It began yesterday evening as the grand kids were playing in the living room. I suddenly without warning felt an absolute panic at the disorder of the room. I began to pick up, and as I got to the middle and side tables, which had a mountain of random magazines, papers, notepad, books, etc. surrounding my husband (the way he likes it) Things went south quickly. I don’t know what he said, because I could only see the mess and my ears were beginning to ring. But he in someway indicated for me to leave his stuff alone. I don’t remember snapping, but the next thing I knew we were in all out war over this mess that is making me feel chaotic. It’s such an overwhelming feeling.

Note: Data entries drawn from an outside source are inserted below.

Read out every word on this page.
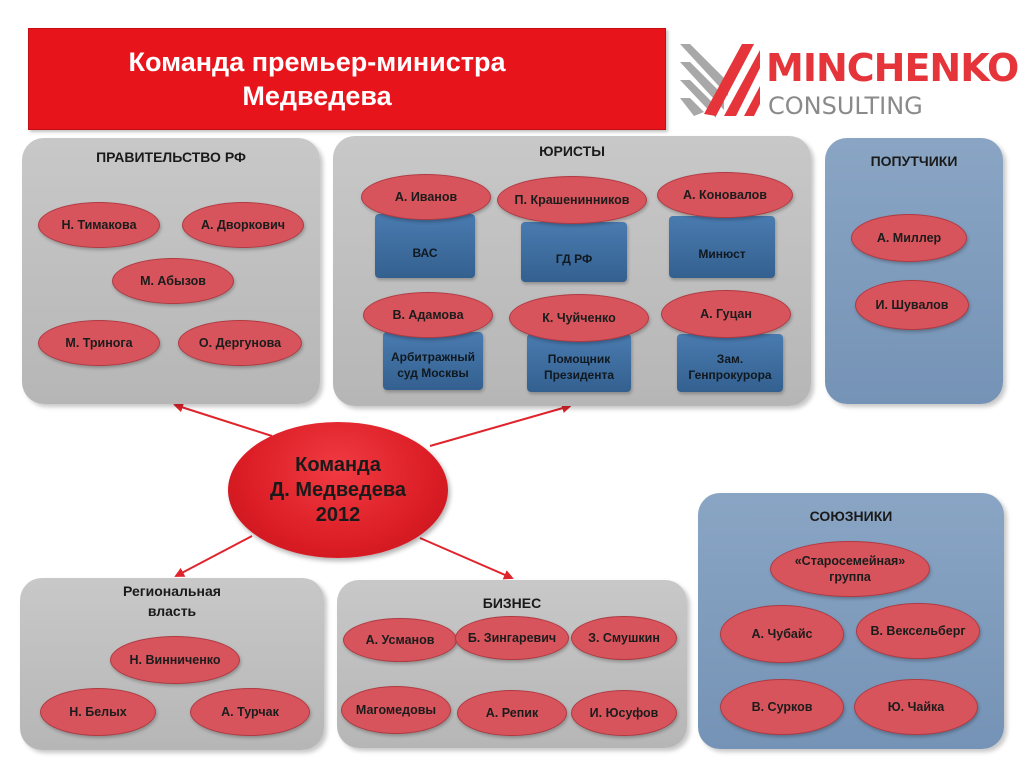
Команда премьер-министра
Медведева
MINCHENKO
CONSULTING
ПРАВИТЕЛЬСТВО РФ
Н. Тимакова	А. Дворкович
М. Абызов
М. Тринога	О. Дергунова
ЮРИСТЫ
ВАС
А. Иванов
ГД РФ
П. Крашенинников
Минюст
А. Коновалов
Арбитражный
суд Москвы
В. Адамова
Помощник
Президента
К. Чуйченко
Зам.
Генпрокурора
А. Гуцан
ПОПУТЧИКИ
А. Миллер
И. Шувалов
Команда
Д. Медведева
2012	СОЮЗНИКИ
«Старосемейная»
группа
А. Чубайс	В. Вексельберг
В. Сурков	Ю. Чайка
Региональная
власть
Н. Винниченко
Н. Белых	А. Турчак
БИЗНЕС
А. Усманов	Б. Зингаревич	З. Смушкин
Магомедовы	А. Репик	И. Юсуфов
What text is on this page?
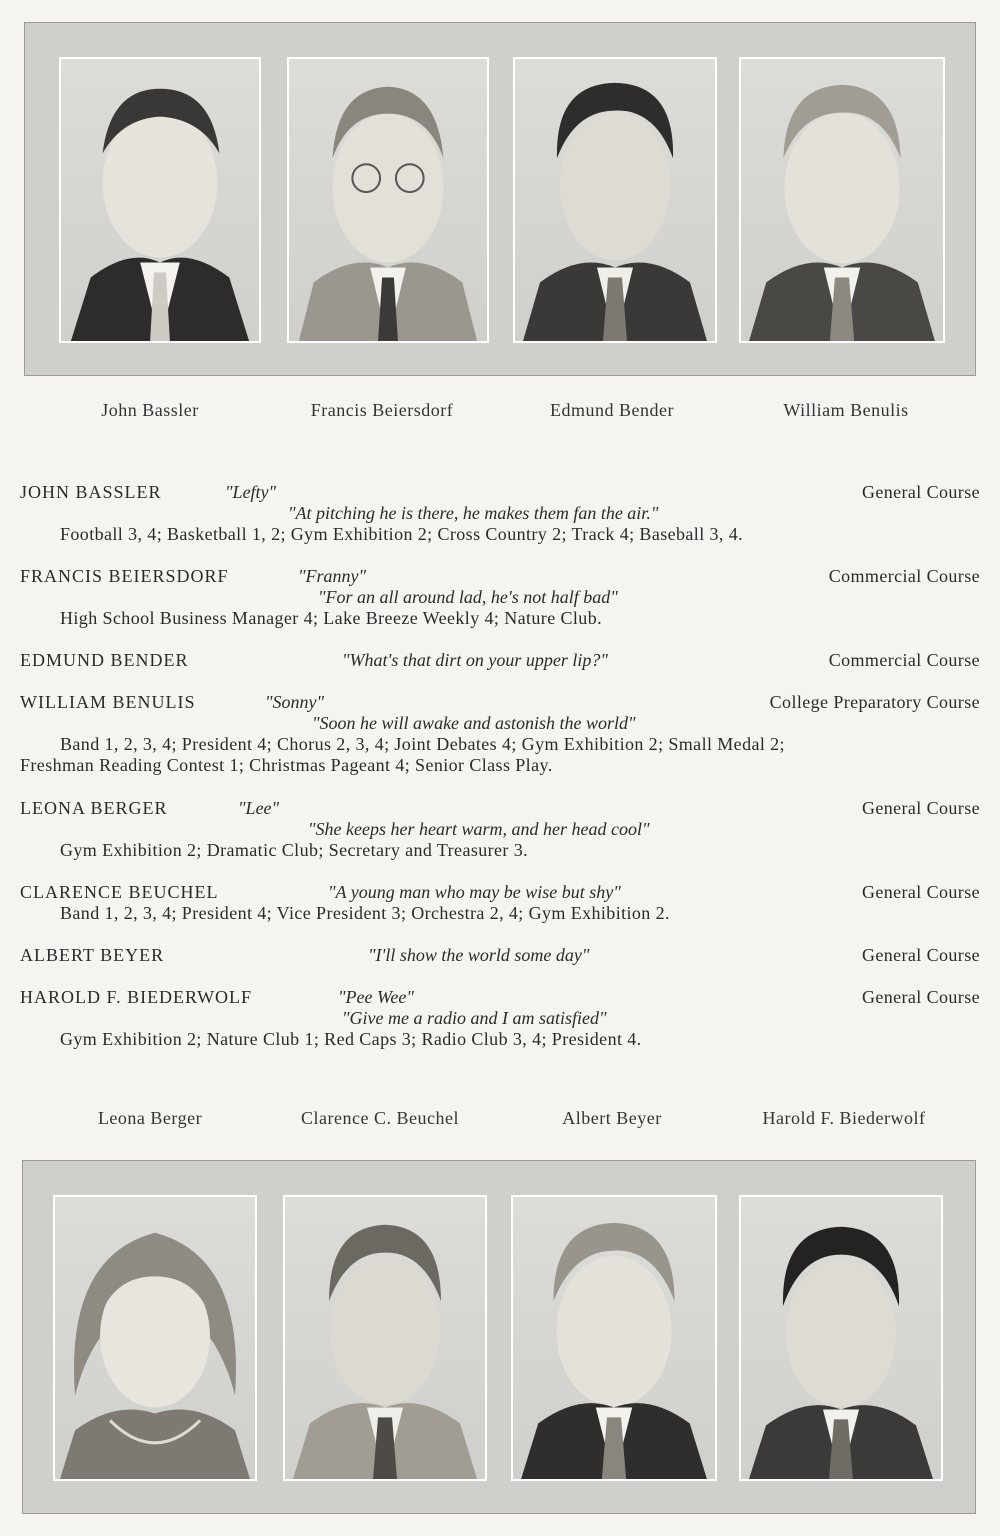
John Bassler	Francis Beiersdorf	Edmund Bender	William Benulis
JOHN BASSLER	"Lefty"	General Course
"At pitching he is there, he makes them fan the air."
Football 3, 4; Basketball 1, 2; Gym Exhibition 2; Cross Country 2; Track 4; Baseball 3, 4.
FRANCIS BEIERSDORF	"Franny"	Commercial Course
"For an all around lad, he's not half bad"
High School Business Manager 4; Lake Breeze Weekly 4; Nature Club.
EDMUND BENDER	"What's that dirt on your upper lip?"	Commercial Course
WILLIAM BENULIS	"Sonny"	College Preparatory Course
"Soon he will awake and astonish the world"
Band 1, 2, 3, 4; President 4; Chorus 2, 3, 4; Joint Debates 4; Gym Exhibition 2; Small Medal 2;
Freshman Reading Contest 1; Christmas Pageant 4; Senior Class Play.
LEONA BERGER	"Lee"	General Course
"She keeps her heart warm, and her head cool"
Gym Exhibition 2; Dramatic Club; Secretary and Treasurer 3.
CLARENCE BEUCHEL	"A young man who may be wise but shy"	General Course
Band 1, 2, 3, 4; President 4; Vice President 3; Orchestra 2, 4; Gym Exhibition 2.
ALBERT BEYER	"I'll show the world some day"	General Course
HAROLD F. BIEDERWOLF	"Pee Wee"	General Course
"Give me a radio and I am satisfied"
Gym Exhibition 2; Nature Club 1; Red Caps 3; Radio Club 3, 4; President 4.
Leona Berger	Clarence C. Beuchel	Albert Beyer	Harold F. Biederwolf
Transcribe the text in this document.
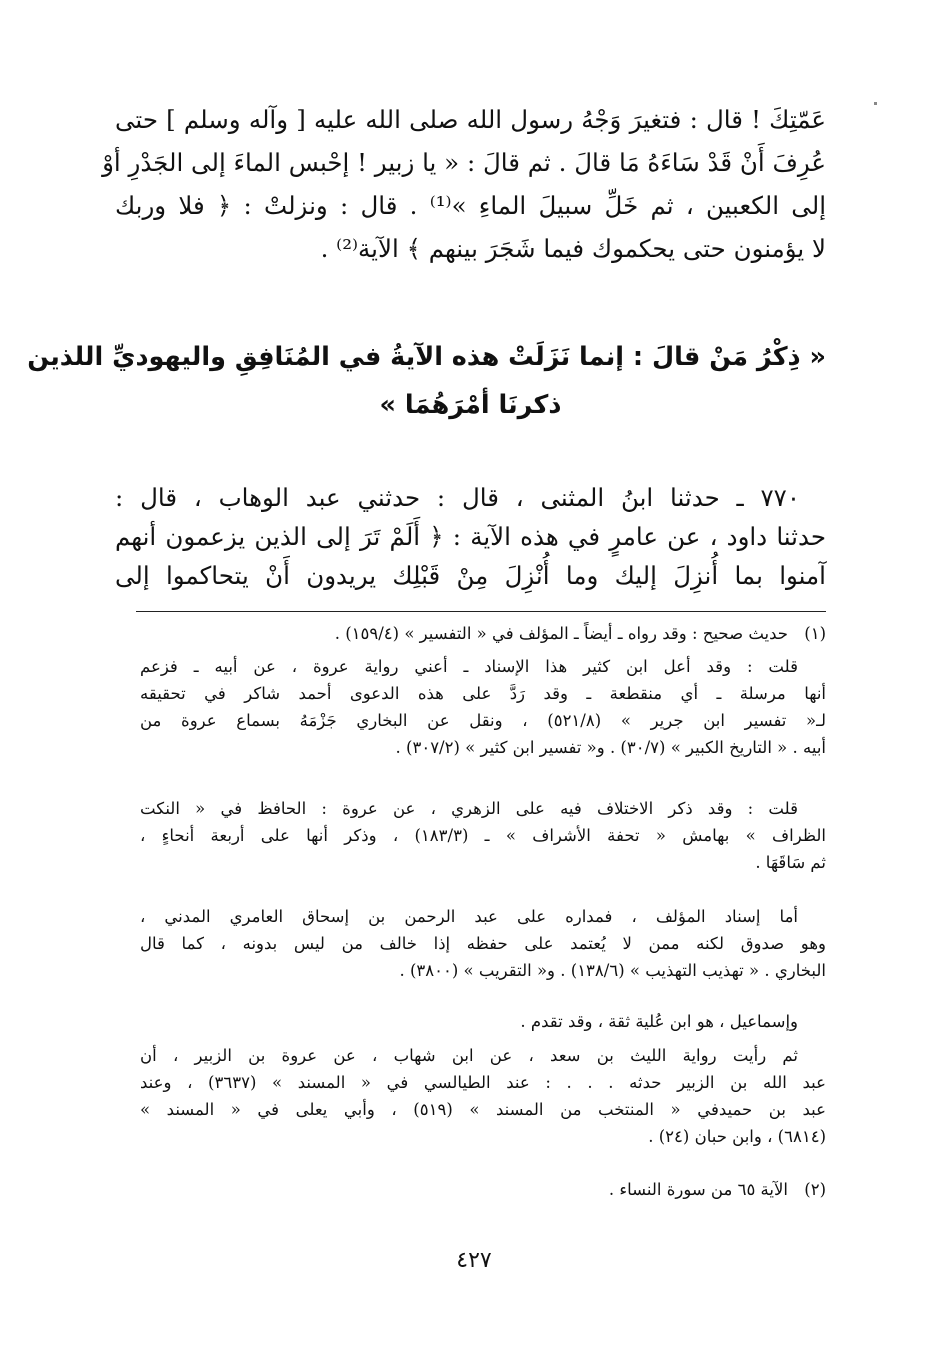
عَمّتِكَ ! قال : فتغيرَ وَجْهُ رسول الله صلى الله عليه [ وآله وسلم ] حتى
عُرِفَ أَنْ قَدْ سَاءَهُ مَا قالَ . ثم قالَ : « يا زبير ! إحْبس الماءَ إلى الجَدْرِ أوْ
إلى الكعبين ، ثم خَلِّ سبيلَ الماءِ »⁽¹⁾ . قال : ونزلتْ : ﴿ فلا وربك
لا يؤمنون حتى يحكموك فيما شَجَرَ بينهم ﴾ الآية⁽²⁾ .
« ذِكْرُ مَنْ قالَ : إنما نَزَلَتْ هذه الآيةُ في المُنَافِقِ واليهوديِّ اللذين
ذكرنَا أمْرَهُمَا »
٧٧٠ ـ حدثنا ابنُ المثنى ، قال : حدثني عبد الوهاب ، قال :
حدثنا داود ، عن عامرٍ في هذه الآية : ﴿ أَلَمْ تَرَ إلى الذين يزعمون أنهم
آمنوا بما أُنزِلَ إليك وما أُنْزِلَ مِنْ قَبْلِك يريدون أَنْ يتحاكموا إلى
(١)
حديث صحيح : وقد رواه ـ أيضاً ـ المؤلف في « التفسير » (١٥٩/٤) .
قلت : وقد أعل ابن كثير هذا الإسناد ـ أعني رواية عروة ، عن أبيه ـ فزعم
أنها مرسلة ـ أي منقطعة ـ وقد رَدَّ على هذه الدعوى أحمد شاكر في تحقيقه
لـ« تفسير ابن جرير » (٥٢١/٨) ، ونقل عن البخاري جَزْمَهُ بسماع عروة من
أبيه . « التاريخ الكبير » (٣٠/٧) . و« تفسير ابن كثير » (٣٠٧/٢) .
قلت : وقد ذكر الاختلاف فيه على الزهري ، عن عروة : الحافظ في « النكت
الظراف » بهامش « تحفة الأشراف » ـ (١٨٣/٣) ، وذكر أنها على أربعة أنحاءٍ ،
ثم سَاقَهَا .
أما إسناد المؤلف ، فمداره على عبد الرحمن بن إسحاق العامري المدني ،
وهو صدوق لكنه ممن لا يُعتمد على حفظه إذا خالف من ليس بدونه ، كما قال
البخاري . « تهذيب التهذيب » (١٣٨/٦) . و« التقريب » (٣٨٠٠) .
وإسماعيل ، هو ابن عُلية ثقة ، وقد تقدم .
ثم رأيت رواية الليث بن سعد ، عن ابن شهاب ، عن عروة بن الزبير ، أن
عبد الله بن الزبير حدثه . . . : عند الطيالسي في « المسند » (٣٦٣٧) ، وعند
عبد بن حميدفي « المنتخب من المسند » (٥١٩) ، وأبي يعلى في « المسند »
(٦٨١٤) ، وابن حبان (٢٤) .
(٢)
الآية ٦٥ من سورة النساء .
٤٢٧
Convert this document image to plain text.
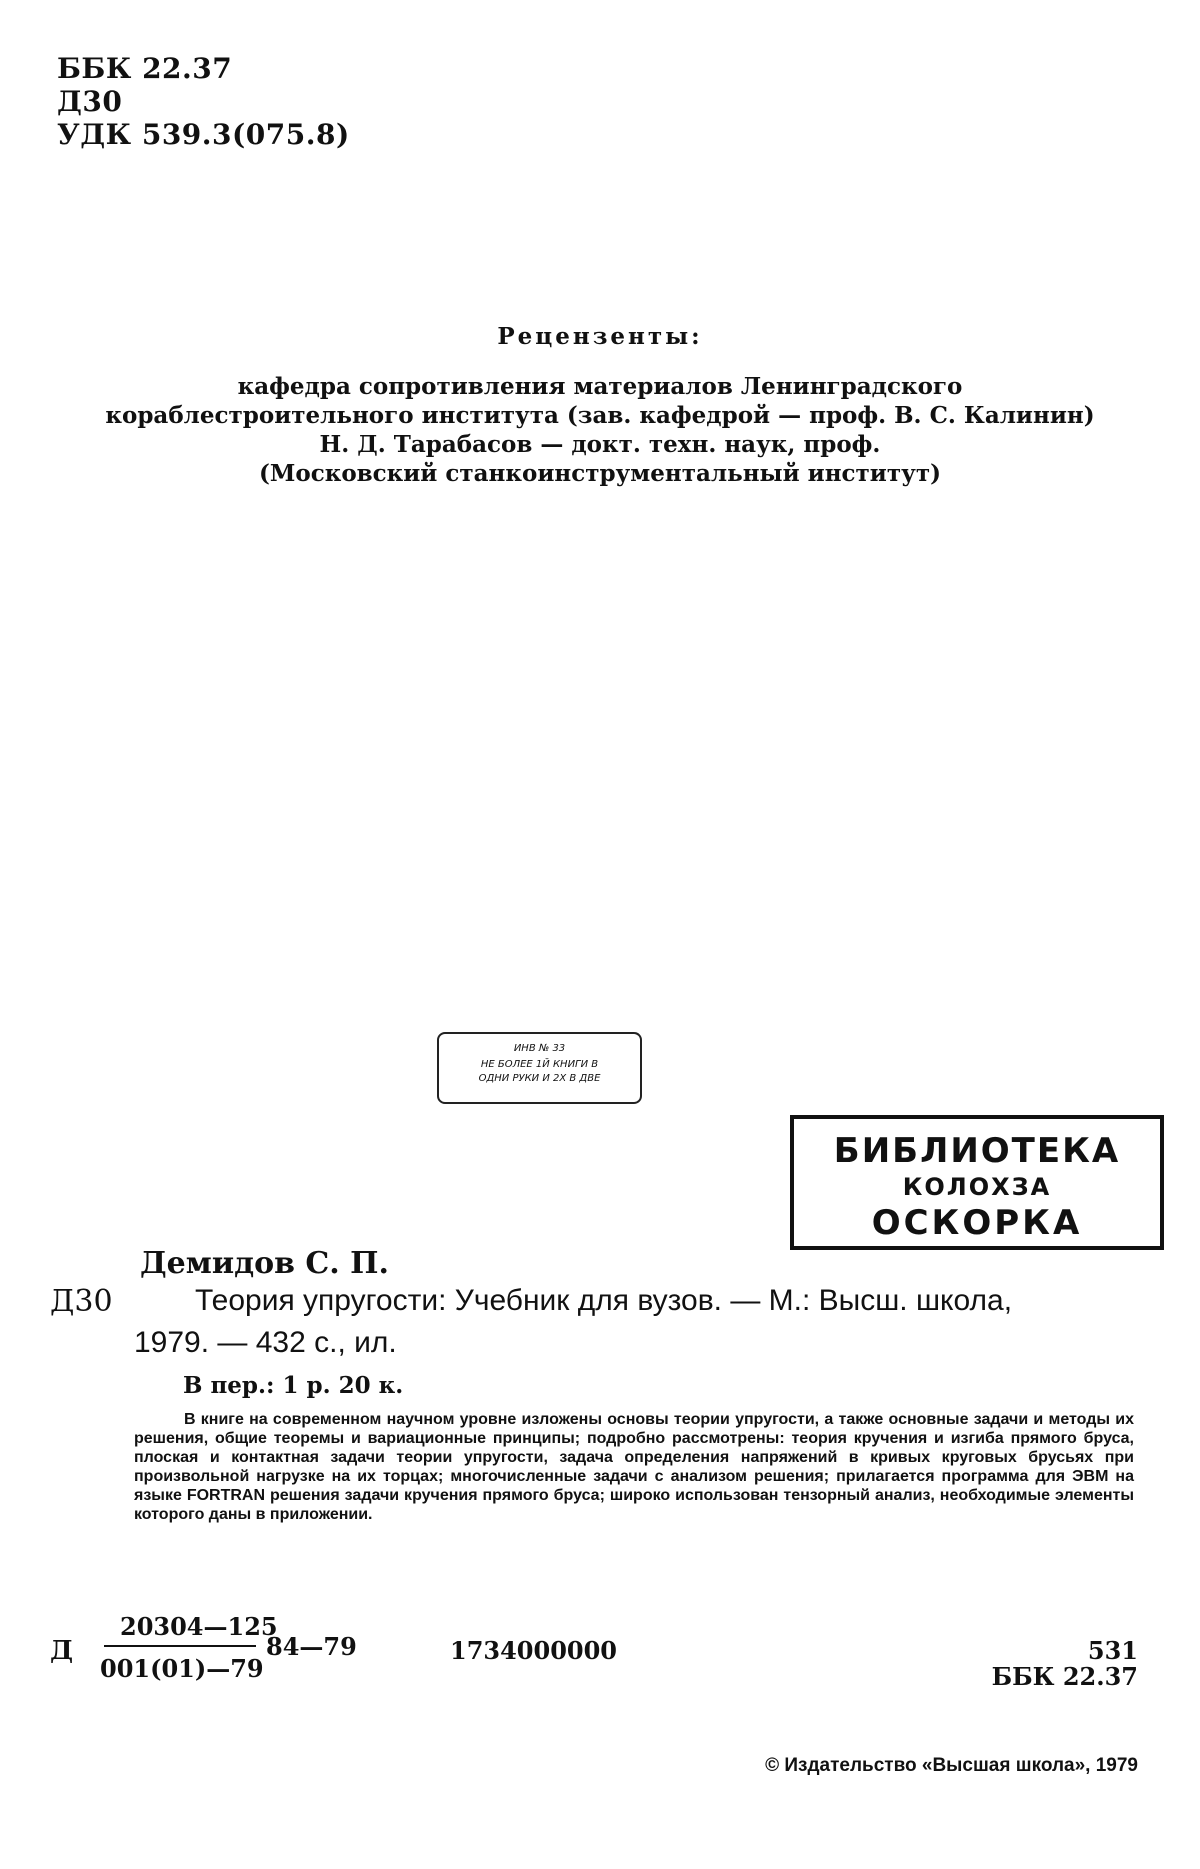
ББК 22.37
Д30
УДК 539.3(075.8)
Рецензенты:
кафедра сопротивления материалов Ленинградского
кораблестроительного института (зав. кафедрой — проф. В. С. Калинин)
Н. Д. Тарабасов — докт. техн. наук, проф.
(Московский станкоинструментальный институт)
ИНВ № 33
НЕ БОЛЕЕ 1Й КНИГИ В
ОДНИ РУКИ И 2Х В ДВЕ
БИБЛИОТЕКА
КОЛОХЗА
ОСКОРКА
Демидов С. П.
Д30	Теория упругости: Учебник для вузов. — М.: Высш. школа,
1979. — 432 с., ил.
В пер.: 1 р. 20 к.
В книге на современном научном уровне изложены основы теории упругости, а также основные задачи и методы их решения, общие теоремы и вариационные принципы; подробно рассмотрены: теория кручения и изгиба прямого бруса, плоская и контактная задачи теории упругости, задача определения напряжений в кривых круговых брусьях при произвольной нагрузке на их торцах; многочисленные задачи с анализом решения; прилагается программа для ЭВМ на языке FORTRAN решения задачи кручения прямого бруса; широко использован тензорный анализ, необходимые элементы которого даны в приложении.
Д
20304—125
001(01)—79
84—79	1734000000	531
ББК 22.37
© Издательство «Высшая школа», 1979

I quickly took a tranquilizer and went outside to calm down. I didn’t even throw anything this time or slam any doors. I knew I was just overloaded and this too would pass. I was able to get some relief after a bit from med, but still, even as I came back into the room, the kids and tv and his voice were so loud. It hurt even my skin and muscles. I could feel every noise like needles poking relentlessly at me. This is so hard to explain even to those who have lived with me. I kept asking him to please talk quieter to the point where I had to go in my room and cover my ears.
The sensitivity did eventually subside as the med kicked in fully. I was able to enjoy the remainder of the time with my grand children and fighting was put behind us. Feeling the residual rubber band sensation in my arms and back even now, but at least it’s tolerable.